Clarence took a long time to answer. He took a deep breath, stretching his arms upwards, closing his eyes. He seemed at peace pondering the question. “It’s hard to say. It’s slow. Very sloooowww.
“We’ve learned since day one that slow data rates are just always worse than faster ones. For some reason, it’s not true. Everything is different when I can’t access Lilith subconsciously. When I can’t communicate and absorb at gigabytes per second. When I can’t query literally any public database instantly. Even when I can’t think to you guys at data rates that to me, now that I’ve spent time out of it, seem insanely fast. Or think to anyone or be thought to at all. It’s slow, but it’s categorically different to how we spend our time normally linked in. And the best part, the best part, is dreams!
“Like just before you guys woke me up, I had the most wonderful dream about these explorers. There was nature like I’ve never seen rendered in any of our metaverses. The colors, the rock, the little creatures skittering about, they all felt and looked so real. Real. And there were stars. I’ve never seen a star before, didn’t even know what they were ’til I learned about them from a book I uploaded to my SynapseLink, I forgot the name of it…oh…that’s right…The Life and Death of Stars. Anyways, they were everywhere, every night they came out, millions of them! There were no lights from man—can you believe it?—so you could see them—in embodied life.”

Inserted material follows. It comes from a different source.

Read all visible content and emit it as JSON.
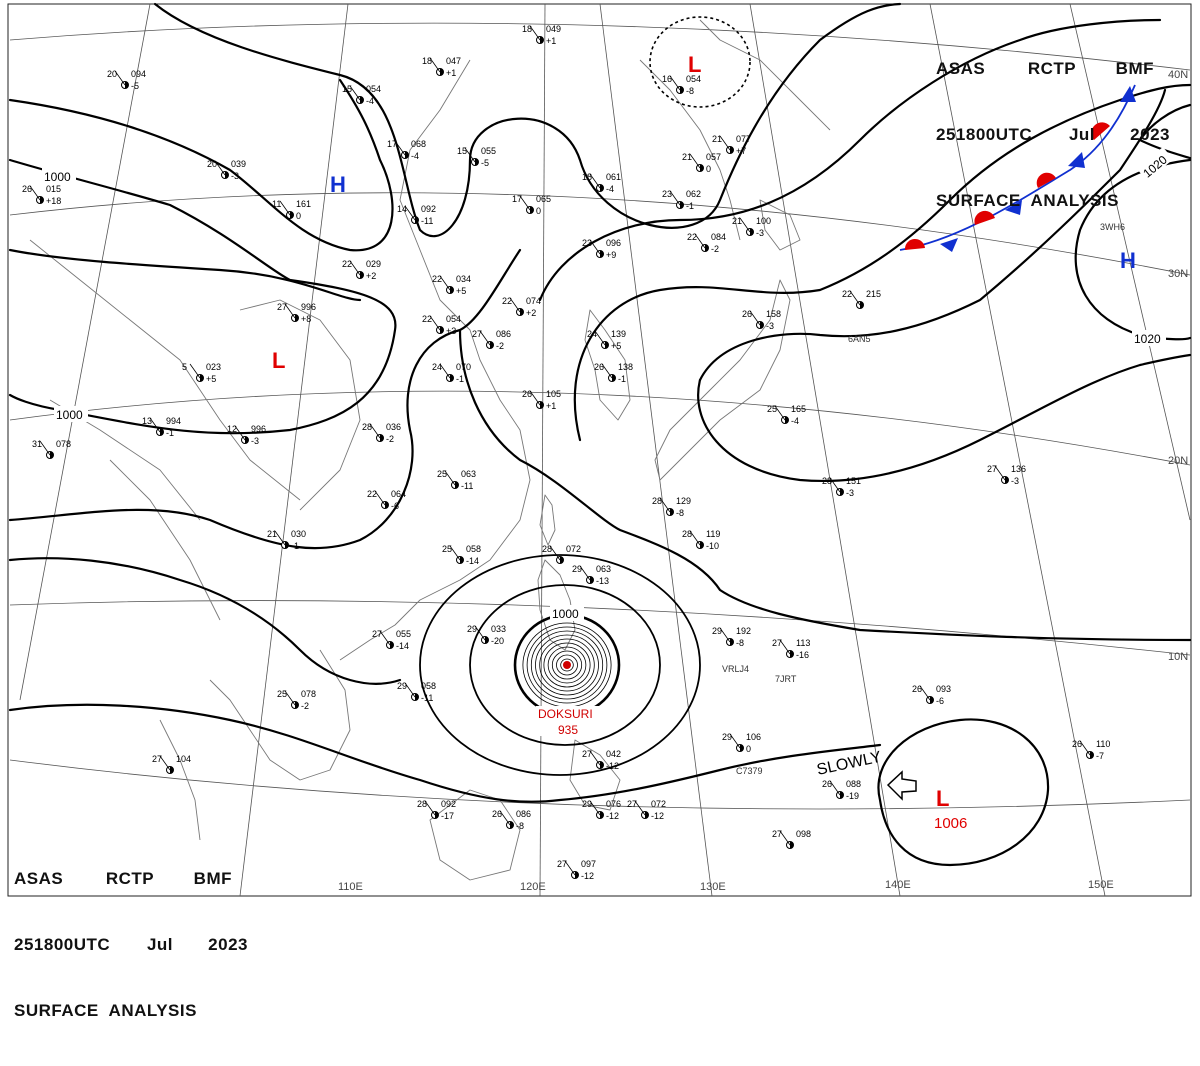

Alex shifted nervously, “So, do you think I’m ready?”
“Sure, haha, it’s not very hard, you just unplug the damn thing and see what happens. First, I need to get your synapse data from the last couple hundred days or so, I’ll process that, train my model and then build a sim for you. Come back tomorrow and it’ll be done. Gotta do it by wire for you.”

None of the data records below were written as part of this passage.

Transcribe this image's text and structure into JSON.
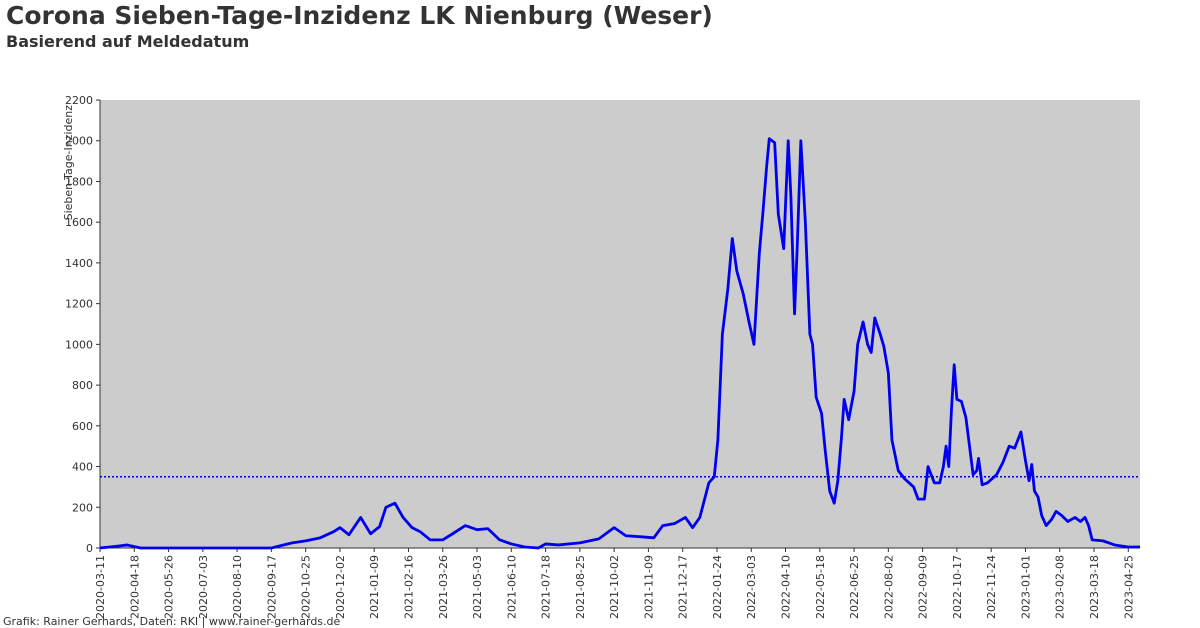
{
  "chart_data": {
    "type": "line",
    "title": "Corona Sieben-Tage-Inzidenz LK Nienburg (Weser)",
    "subtitle": "Basierend auf Meldedatum",
    "y_label": "Sieben-Tage-Inzidenz",
    "footer": "Grafik: Rainer Gerhards, Daten: RKI | www.rainer-gerhards.de",
    "x": [
      "2020-03-11",
      "2020-04-01",
      "2020-04-10",
      "2020-04-25",
      "2020-06-01",
      "2020-08-01",
      "2020-09-17",
      "2020-10-10",
      "2020-10-25",
      "2020-11-10",
      "2020-11-25",
      "2020-12-02",
      "2020-12-12",
      "2020-12-25",
      "2021-01-05",
      "2021-01-15",
      "2021-01-22",
      "2021-02-01",
      "2021-02-10",
      "2021-02-20",
      "2021-03-01",
      "2021-03-12",
      "2021-03-26",
      "2021-04-06",
      "2021-04-20",
      "2021-05-03",
      "2021-05-15",
      "2021-05-28",
      "2021-06-10",
      "2021-06-25",
      "2021-07-10",
      "2021-07-18",
      "2021-08-01",
      "2021-08-25",
      "2021-09-15",
      "2021-10-02",
      "2021-10-15",
      "2021-11-01",
      "2021-11-15",
      "2021-11-25",
      "2021-12-08",
      "2021-12-20",
      "2021-12-28",
      "2022-01-05",
      "2022-01-15",
      "2022-01-21",
      "2022-01-25",
      "2022-01-30",
      "2022-02-05",
      "2022-02-10",
      "2022-02-15",
      "2022-02-22",
      "2022-03-01",
      "2022-03-06",
      "2022-03-12",
      "2022-03-16",
      "2022-03-20",
      "2022-03-23",
      "2022-03-29",
      "2022-04-02",
      "2022-04-08",
      "2022-04-13",
      "2022-04-16",
      "2022-04-20",
      "2022-04-23",
      "2022-04-27",
      "2022-05-02",
      "2022-05-07",
      "2022-05-10",
      "2022-05-14",
      "2022-05-20",
      "2022-05-24",
      "2022-05-29",
      "2022-06-03",
      "2022-06-07",
      "2022-06-11",
      "2022-06-14",
      "2022-06-19",
      "2022-06-25",
      "2022-06-29",
      "2022-07-05",
      "2022-07-10",
      "2022-07-14",
      "2022-07-18",
      "2022-07-24",
      "2022-07-28",
      "2022-08-02",
      "2022-08-06",
      "2022-08-13",
      "2022-08-20",
      "2022-08-30",
      "2022-09-04",
      "2022-09-11",
      "2022-09-15",
      "2022-09-22",
      "2022-09-28",
      "2022-10-02",
      "2022-10-05",
      "2022-10-08",
      "2022-10-11",
      "2022-10-14",
      "2022-10-17",
      "2022-10-22",
      "2022-10-27",
      "2022-10-31",
      "2022-11-04",
      "2022-11-08",
      "2022-11-10",
      "2022-11-14",
      "2022-11-20",
      "2022-11-30",
      "2022-12-07",
      "2022-12-14",
      "2022-12-20",
      "2022-12-27",
      "2023-01-01",
      "2023-01-05",
      "2023-01-08",
      "2023-01-11",
      "2023-01-15",
      "2023-01-19",
      "2023-01-24",
      "2023-01-30",
      "2023-02-04",
      "2023-02-10",
      "2023-02-17",
      "2023-02-25",
      "2023-03-03",
      "2023-03-08",
      "2023-03-12",
      "2023-03-16",
      "2023-03-28",
      "2023-04-10",
      "2023-04-25",
      "2023-05-08"
    ],
    "series": [
      {
        "color": "#0000ee",
        "values": [
          0,
          10,
          15,
          0,
          0,
          0,
          0,
          25,
          35,
          50,
          80,
          100,
          65,
          150,
          70,
          105,
          200,
          220,
          150,
          100,
          80,
          40,
          40,
          70,
          110,
          90,
          95,
          40,
          20,
          5,
          0,
          20,
          15,
          25,
          45,
          100,
          60,
          55,
          50,
          110,
          120,
          150,
          100,
          150,
          320,
          350,
          530,
          1050,
          1270,
          1520,
          1360,
          1250,
          1100,
          1000,
          1450,
          1650,
          1870,
          2010,
          1990,
          1640,
          1470,
          2000,
          1720,
          1150,
          1480,
          2000,
          1600,
          1050,
          1000,
          740,
          660,
          480,
          280,
          220,
          330,
          540,
          730,
          630,
          770,
          1000,
          1110,
          1000,
          960,
          1130,
          1050,
          990,
          860,
          530,
          380,
          340,
          300,
          240,
          240,
          400,
          320,
          320,
          400,
          500,
          400,
          680,
          900,
          730,
          720,
          640,
          500,
          360,
          380,
          440,
          310,
          320,
          360,
          420,
          500,
          490,
          570,
          430,
          330,
          410,
          280,
          250,
          160,
          110,
          140,
          180,
          160,
          130,
          150,
          130,
          150,
          110,
          40,
          35,
          15,
          5,
          5
        ]
      }
    ],
    "reference_line": {
      "value": 350,
      "color": "#0000cc"
    },
    "xlim": [
      "2020-03-11",
      "2023-05-08"
    ],
    "xticks": [
      "2020-03-11",
      "2020-04-18",
      "2020-05-26",
      "2020-07-03",
      "2020-08-10",
      "2020-09-17",
      "2020-10-25",
      "2020-12-02",
      "2021-01-09",
      "2021-02-16",
      "2021-03-26",
      "2021-05-03",
      "2021-06-10",
      "2021-07-18",
      "2021-08-25",
      "2021-10-02",
      "2021-11-09",
      "2021-12-17",
      "2022-01-24",
      "2022-03-03",
      "2022-04-10",
      "2022-05-18",
      "2022-06-25",
      "2022-08-02",
      "2022-09-09",
      "2022-10-17",
      "2022-11-24",
      "2023-01-01",
      "2023-02-08",
      "2023-03-18",
      "2023-04-25"
    ],
    "ylim": [
      0,
      2200
    ],
    "yticks": [
      0,
      200,
      400,
      600,
      800,
      1000,
      1200,
      1400,
      1600,
      1800,
      2000,
      2200
    ],
    "plot_background": "#cccccc"
  }
}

Clarence walked to the back of Alex’s chair, dragging along a long cable with a delicate connector at its end. He connected it to the base of Alex’s SynapseLink and walked back to one of his monitors. He clacked away in the terminal for a bit and then walked back to Alex, unplugged the connector and told him he was all set.

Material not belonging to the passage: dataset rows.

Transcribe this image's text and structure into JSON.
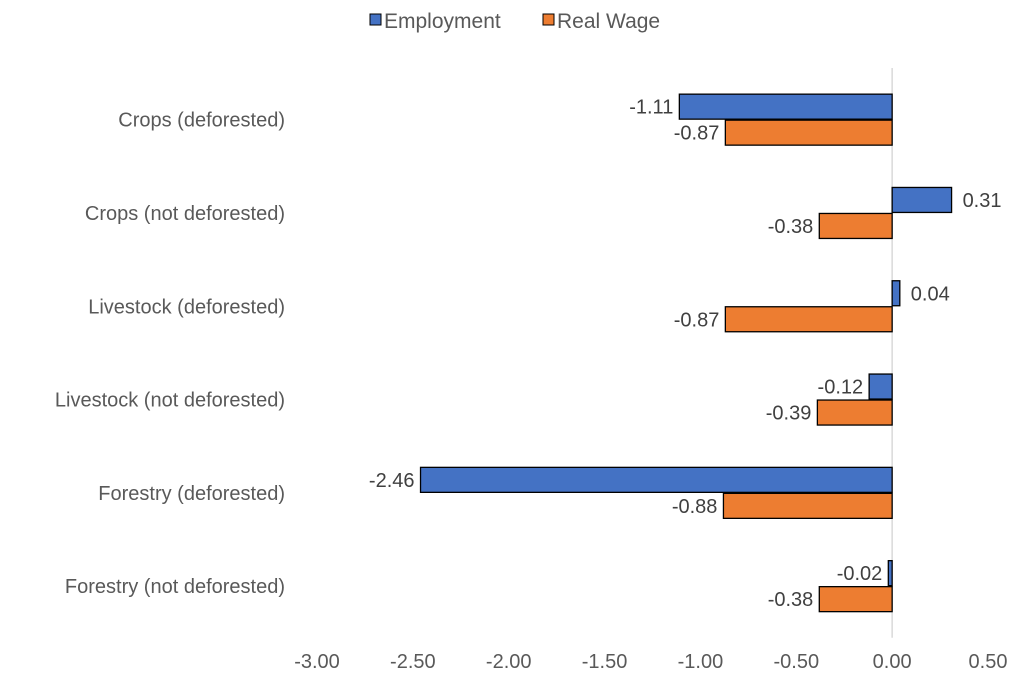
{
  "chart_data": {
    "type": "bar",
    "orientation": "horizontal",
    "categories": [
      "Crops (deforested)",
      "Crops (not deforested)",
      "Livestock (deforested)",
      "Livestock (not deforested)",
      "Forestry (deforested)",
      "Forestry (not deforested)"
    ],
    "series": [
      {
        "name": "Employment",
        "color": "#4472C4",
        "values": [
          -1.11,
          0.31,
          0.04,
          -0.12,
          -2.46,
          -0.02
        ],
        "labels": [
          "-1.11",
          "0.31",
          "0.04",
          "-0.12",
          "-2.46",
          "-0.02"
        ]
      },
      {
        "name": "Real Wage",
        "color": "#ED7D31",
        "values": [
          -0.87,
          -0.38,
          -0.87,
          -0.39,
          -0.88,
          -0.38
        ],
        "labels": [
          "-0.87",
          "-0.38",
          "-0.87",
          "-0.39",
          "-0.88",
          "-0.38"
        ]
      }
    ],
    "xlim": [
      -3.0,
      0.5
    ],
    "xticks": [
      -3.0,
      -2.5,
      -2.0,
      -1.5,
      -1.0,
      -0.5,
      0.0,
      0.5
    ],
    "xtick_labels": [
      "-3.00",
      "-2.50",
      "-2.00",
      "-1.50",
      "-1.00",
      "-0.50",
      "0.00",
      "0.50"
    ],
    "legend_position": "top",
    "grid": false
  }
}
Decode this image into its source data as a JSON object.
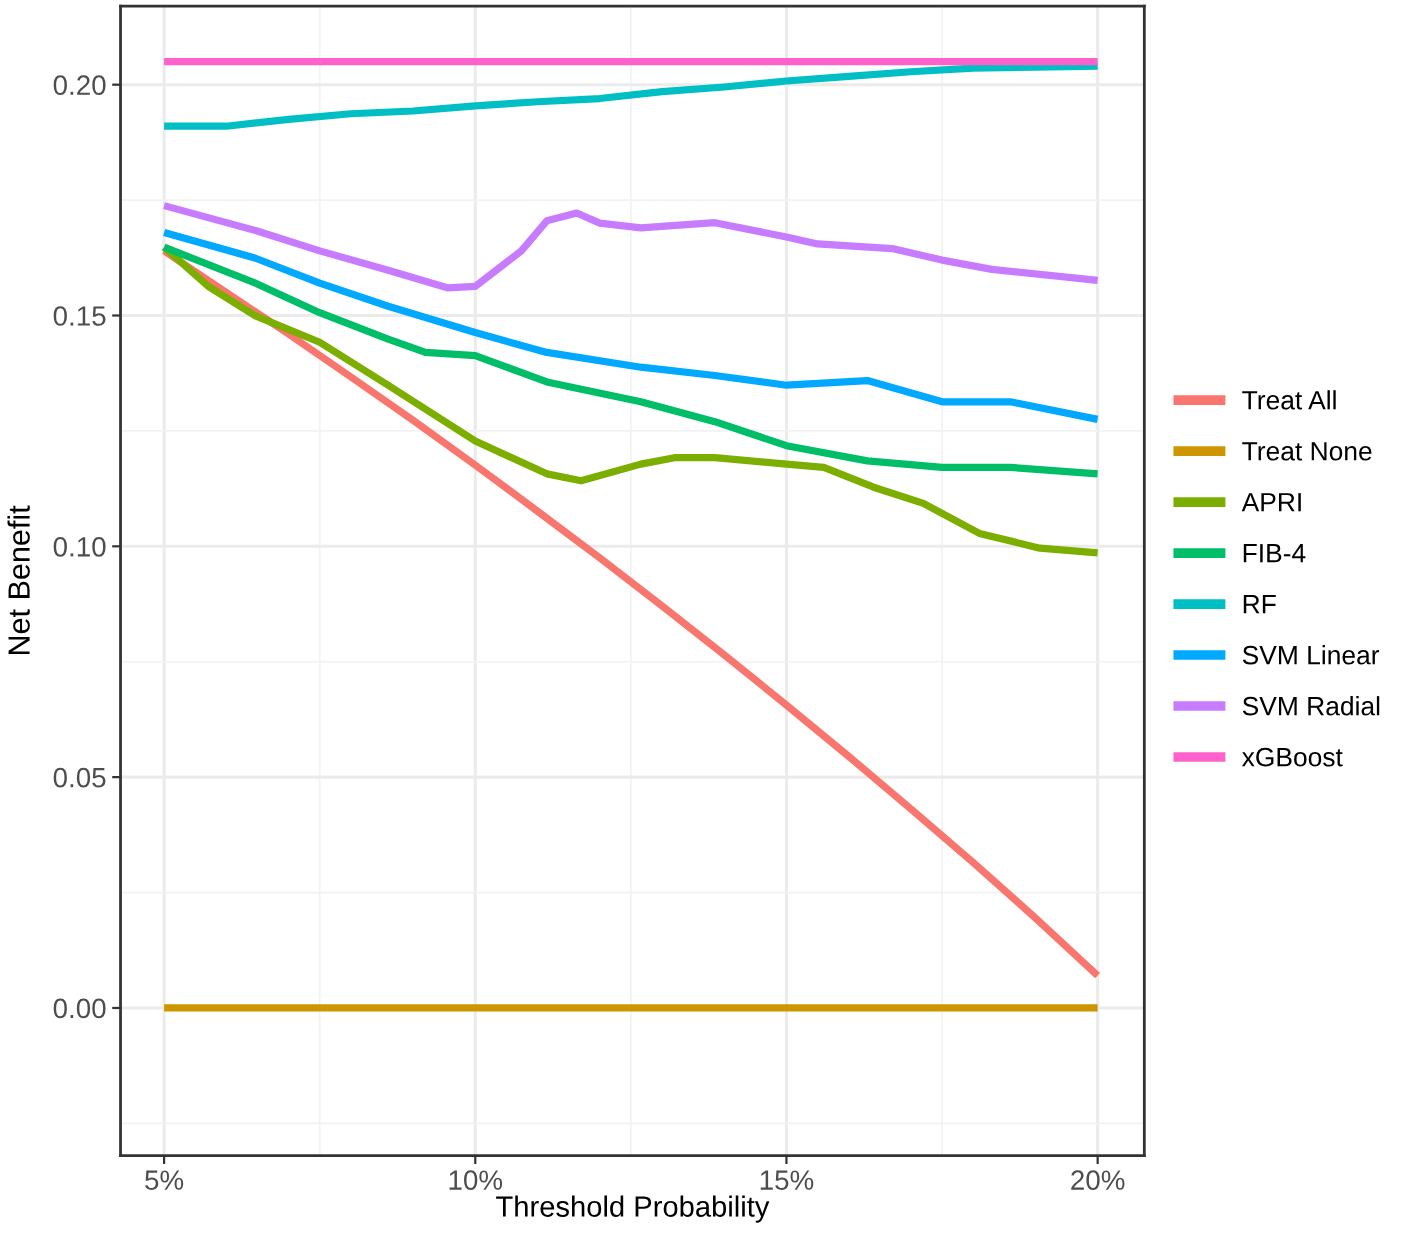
{
  "chart_data": {
    "type": "line",
    "xlabel": "Threshold Probability",
    "ylabel": "Net Benefit",
    "xlim": [
      4.3,
      20.75
    ],
    "ylim": [
      -0.032,
      0.217
    ],
    "xticks": [
      {
        "value": 5,
        "label": "5%"
      },
      {
        "value": 10,
        "label": "10%"
      },
      {
        "value": 15,
        "label": "15%"
      },
      {
        "value": 20,
        "label": "20%"
      }
    ],
    "yticks": [
      {
        "value": 0,
        "label": "0.00"
      },
      {
        "value": 0.05,
        "label": "0.05"
      },
      {
        "value": 0.1,
        "label": "0.10"
      },
      {
        "value": 0.15,
        "label": "0.15"
      },
      {
        "value": 0.2,
        "label": "0.20"
      }
    ],
    "grid": true,
    "legend": "right",
    "marker": "none",
    "line_style": "solid",
    "series": [
      {
        "name": "Treat All",
        "color": "#f8766d",
        "x": [
          5,
          6,
          7,
          8,
          9,
          10,
          11,
          12,
          13,
          14,
          15,
          16,
          17,
          18,
          19,
          20
        ],
        "values": [
          0.164,
          0.155,
          0.146,
          0.1367,
          0.1273,
          0.1176,
          0.1076,
          0.0975,
          0.0871,
          0.0765,
          0.0656,
          0.0545,
          0.0431,
          0.0315,
          0.0195,
          0.007
        ]
      },
      {
        "name": "Treat None",
        "color": "#cd9600",
        "x": [
          5,
          20
        ],
        "values": [
          0,
          0
        ]
      },
      {
        "name": "APRI",
        "color": "#7cae00",
        "x": [
          5,
          5.71,
          6.47,
          7.5,
          8.6,
          10,
          11.15,
          11.7,
          12.66,
          13.2,
          13.85,
          15,
          15.6,
          16.4,
          17.2,
          18.1,
          19.07,
          20
        ],
        "values": [
          0.1648,
          0.1563,
          0.1499,
          0.1442,
          0.1349,
          0.1228,
          0.1157,
          0.1142,
          0.1178,
          0.1192,
          0.1192,
          0.1178,
          0.1171,
          0.1128,
          0.1093,
          0.1028,
          0.0996,
          0.0986
        ]
      },
      {
        "name": "FIB-4",
        "color": "#00be67",
        "x": [
          5,
          6.47,
          7.5,
          8.6,
          9.2,
          10,
          11.15,
          12.66,
          13.85,
          15,
          16.3,
          17.5,
          18.6,
          20
        ],
        "values": [
          0.1648,
          0.157,
          0.1506,
          0.1449,
          0.142,
          0.1413,
          0.1356,
          0.1313,
          0.127,
          0.1218,
          0.1185,
          0.1171,
          0.1171,
          0.1157
        ]
      },
      {
        "name": "RF",
        "color": "#00bfc4",
        "x": [
          5,
          6,
          7,
          8,
          9,
          10,
          11,
          12,
          13,
          14,
          15,
          16,
          17,
          18,
          19,
          20
        ],
        "values": [
          0.191,
          0.191,
          0.1925,
          0.1937,
          0.1943,
          0.1954,
          0.1963,
          0.197,
          0.1985,
          0.1995,
          0.2008,
          0.2018,
          0.2028,
          0.2036,
          0.2038,
          0.204
        ]
      },
      {
        "name": "SVM Linear",
        "color": "#00a9ff",
        "x": [
          5,
          6.47,
          7.5,
          8.6,
          10,
          11.15,
          12.66,
          13.85,
          15,
          16.3,
          17.5,
          18.6,
          20
        ],
        "values": [
          0.168,
          0.1624,
          0.157,
          0.152,
          0.1463,
          0.142,
          0.1388,
          0.137,
          0.1349,
          0.1359,
          0.1313,
          0.1313,
          0.1275
        ]
      },
      {
        "name": "SVM Radial",
        "color": "#c77cff",
        "x": [
          5,
          6.47,
          7.5,
          8.6,
          9.55,
          10,
          10.74,
          11.15,
          11.63,
          12,
          12.66,
          13.85,
          15,
          15.5,
          16.7,
          17.5,
          18.3,
          20
        ],
        "values": [
          0.1738,
          0.1684,
          0.164,
          0.1598,
          0.156,
          0.1563,
          0.164,
          0.1705,
          0.1722,
          0.17,
          0.169,
          0.1701,
          0.167,
          0.1655,
          0.1645,
          0.162,
          0.16,
          0.1576
        ]
      },
      {
        "name": "xGBoost",
        "color": "#ff61cc",
        "x": [
          5,
          20
        ],
        "values": [
          0.205,
          0.205
        ]
      }
    ]
  }
}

The two visitors left, and Clarence spent the next twelve hours programming: dialing in the simulation of Alex’s neural activity for tomorrow’s grand adventure. Clarence had to be one of the few humans left who could program without Lilith or any of the other AI companions. Almost no one even pair programmed with AI at all in the first place. He had to in order to keep his project secret. To keep the dream alive as he would say to friends with a wry smile. It felt good to him to have clawed his way through tens of thousands of hours honing this craft, painfully ascending the bottom rungs of skill development of this lost art all the way to absolute mastery.
The next day Alex came back, this time alone. He was skinnier, paler, and sweatier than Clarence had remembered. “Ready, bud?” Asked Clarence.
“I’m not sure.” replied Alex.
“Well, that’s ok, because I’m not quite ready for you. I’ve got a bit more work to do on this before we’re all set. Just hang out for now, relax.”
“Works for me.” Alex laid down on the bed and linked into a Metaverse where Steve and some other friends were hanging out and jet skiing. He grew bored of that and flipped to another metaverse. And another. And another. Eventually, he tired of all of them and linked in to a dark room with a comfortable bed for him to rest. He hadn’t gotten any sleep last night—either in real life or linked in. Too nervous. Suddenly, in the metaverse and in embodied life, he crashed out and was fast asleep.
Clarence, who had actually been ready all this time, turned from his monitor and walked over to Alex, bringing with him the computer that would be running Alex’s simulation. “Let’s just start you off with the best damn part.” He took a deep breath, forcefully and precisely pulled Alex’s SynapseLink out of his head and plopped it into the computer. He looked down at the human being laying in front of him.
“Sweet dreams, my friend. Good luck out there.”